When someone asks what your story is about, how do you answer? Do you give a brief summary of the action?
For example, “my story is about this poor girl who is harassed by her evil stepsisters until her fairy godmother comes and turns her into a princess so she can go to the ball and meet her prince and live happily ever after.”
That is, after all, what Cinderella is about. Isn’t it? Maybe not.
Try this: “my story is about the belief that by putting goodness and love out into the world, goodness and love will be returned to us. It’s an exploration of the golden rule, set in the world of princes and fairy godmothers.”
Which one do you want to read?
The first tells us what the story is about in terms of action. The second, though, tells us what the theme of the story is.
The Importance of Theme
Let’s look at the idea of theme for a moment. Have you ever finished a book and put it down, asking yourself what the point was? Maybe there was great action, and a rollicking plot, but at the end you’re left feeling like it was hollow somehow.

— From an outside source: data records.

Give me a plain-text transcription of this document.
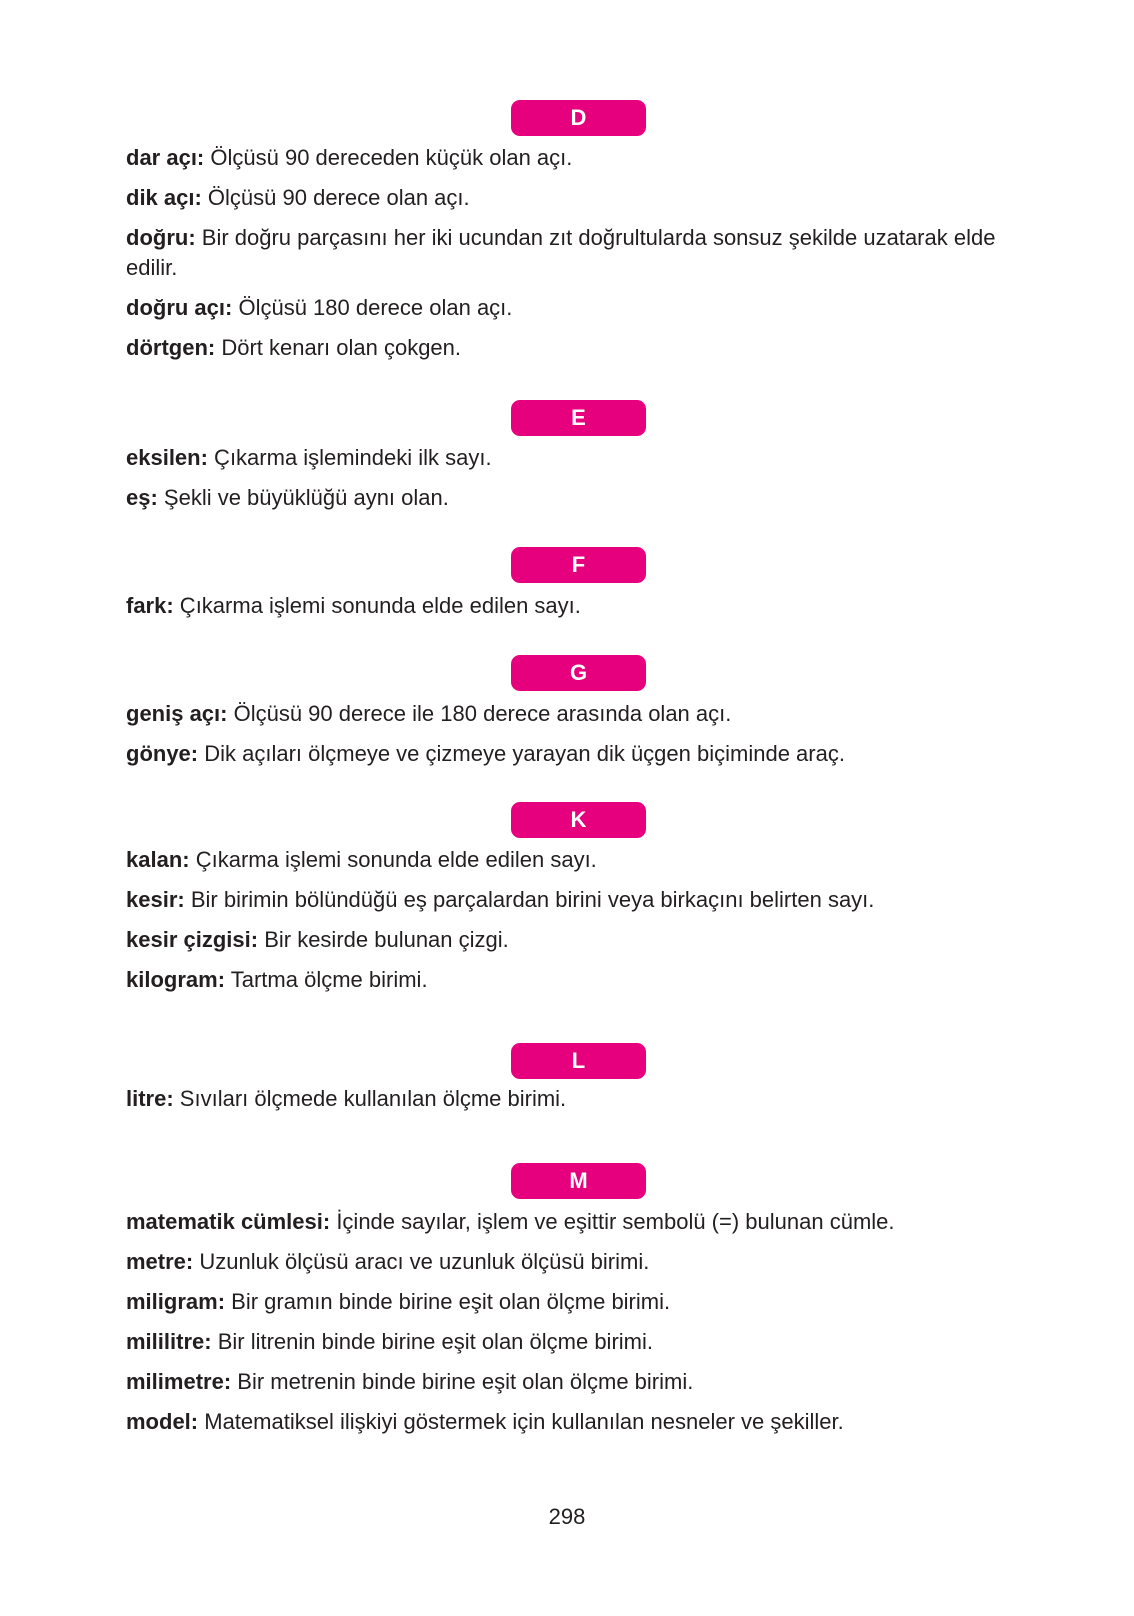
D
dar açı: Ölçüsü 90 dereceden küçük olan açı.
dik açı: Ölçüsü 90 derece olan açı.
doğru: Bir doğru parçasını her iki ucundan zıt doğrultularda sonsuz şekilde uzatarak elde edilir.
doğru açı: Ölçüsü 180 derece olan açı.
dörtgen: Dört kenarı olan çokgen.
E
eksilen: Çıkarma işlemindeki ilk sayı.
eş: Şekli ve büyüklüğü aynı olan.
F
fark: Çıkarma işlemi sonunda elde edilen sayı.
G
geniş açı: Ölçüsü 90 derece ile 180 derece arasında olan açı.
gönye: Dik açıları ölçmeye ve çizmeye yarayan dik üçgen biçiminde araç.
K
kalan: Çıkarma işlemi sonunda elde edilen sayı.
kesir: Bir birimin bölündüğü eş parçalardan birini veya birkaçını belirten sayı.
kesir çizgisi: Bir kesirde bulunan çizgi.
kilogram: Tartma ölçme birimi.
L
litre: Sıvıları ölçmede kullanılan ölçme birimi.
M
matematik cümlesi: İçinde sayılar, işlem ve eşittir sembolü (=) bulunan cümle.
metre: Uzunluk ölçüsü aracı ve uzunluk ölçüsü birimi.
miligram: Bir gramın binde birine eşit olan ölçme birimi.
mililitre: Bir litrenin binde birine eşit olan ölçme birimi.
milimetre: Bir metrenin binde birine eşit olan ölçme birimi.
model: Matematiksel ilişkiyi göstermek için kullanılan nesneler ve şekiller.
298
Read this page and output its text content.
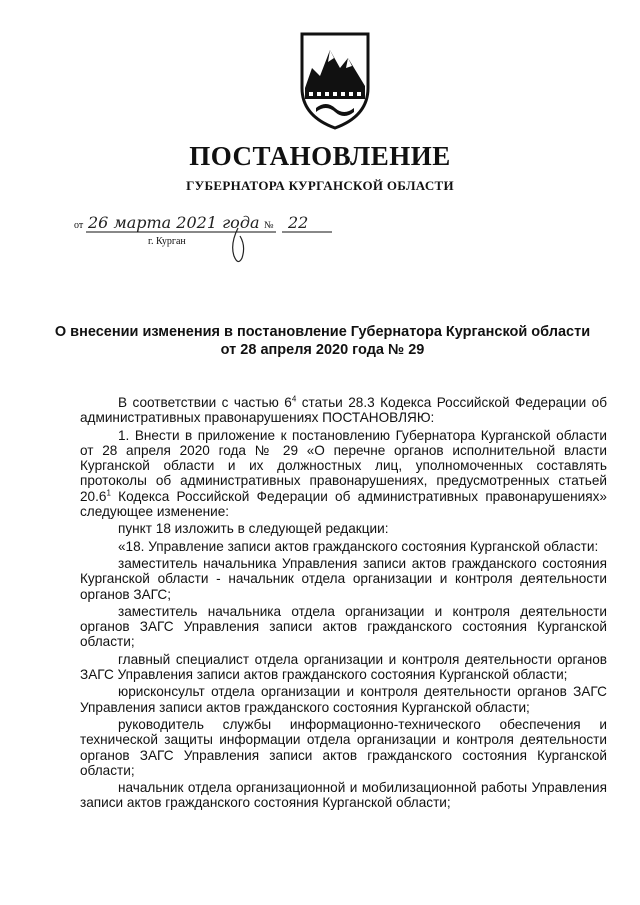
ПОСТАНОВЛЕНИЕ
ГУБЕРНАТОРА КУРГАНСКОЙ ОБЛАСТИ
от 26 марта 2021 года № 22
г. Курган
О внесении изменения в постановление Губернатора Курганской области
от 28 апреля 2020 года № 29

В соответствии с частью $6^4$ статьи 28.3 Кодекса Российской Федерации об административных правонарушениях ПОСТАНОВЛЯЮ:

1. Внести в приложение к постановлению Губернатора Курганской области от 28 апреля 2020 года № 29 «О перечне органов исполнительной власти Курганской области и их должностных лиц, уполномоченных составлять протоколы об административных правонарушениях, предусмотренных статьей 20.6$^1$ Кодекса Российской Федерации об административных правонарушениях» следующее изменение:

пункт 18 изложить в следующей редакции:

«18. Управление записи актов гражданского состояния Курганской области:

заместитель начальника Управления записи актов гражданского состояния Курганской области - начальник отдела организации и контроля деятельности органов ЗАГС;

заместитель начальника отдела организации и контроля деятельности органов ЗАГС Управления записи актов гражданского состояния Курганской области;

главный специалист отдела организации и контроля деятельности органов ЗАГС Управления записи актов гражданского состояния Курганской области;

юрисконсульт отдела организации и контроля деятельности органов ЗАГС Управления записи актов гражданского состояния Курганской области;

руководитель службы информационно-технического обеспечения и технической защиты информации отдела организации и контроля деятельности органов ЗАГС Управления записи актов гражданского состояния Курганской области;

начальник отдела организационной и мобилизационной работы Управления записи актов гражданского состояния Курганской области;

That, writers, is the absence of theme.
All stories should have a theme – from literary (where sometimes the themes seem to take over all action and bring the plot a standstill) to genre (where occasionally theme suffers for the sake of the plot.) It was easy to identify a theme in fables or parables – the theme was the moral or teaching. But in fiction, we don’t always seek to teach.
Think about it this way – the theme of your work is the concept that links the story to the audience. It’s what makes the story universal. It’s what elevates it from a good story to a story that will keep readers thinking long after they’ve put the book down.
As I’ve written more, I’ve learned to build theme into my work somewhat organically. I’ve even discovered that I have themes where I didn’t intentionally place them. But the best work, I think, develops when a writer has a theme in mind as they craft the story, allowing it to work in and out of the words, wrapping itself intricately through the scenes and chapters and adding an extra layer of complexity to the story.
How do you approach theme? Do you build it in intentionally, or have you discovered your themes after the fact? Can you think of any books you’ve read recently that have done a nice job with building on a theme?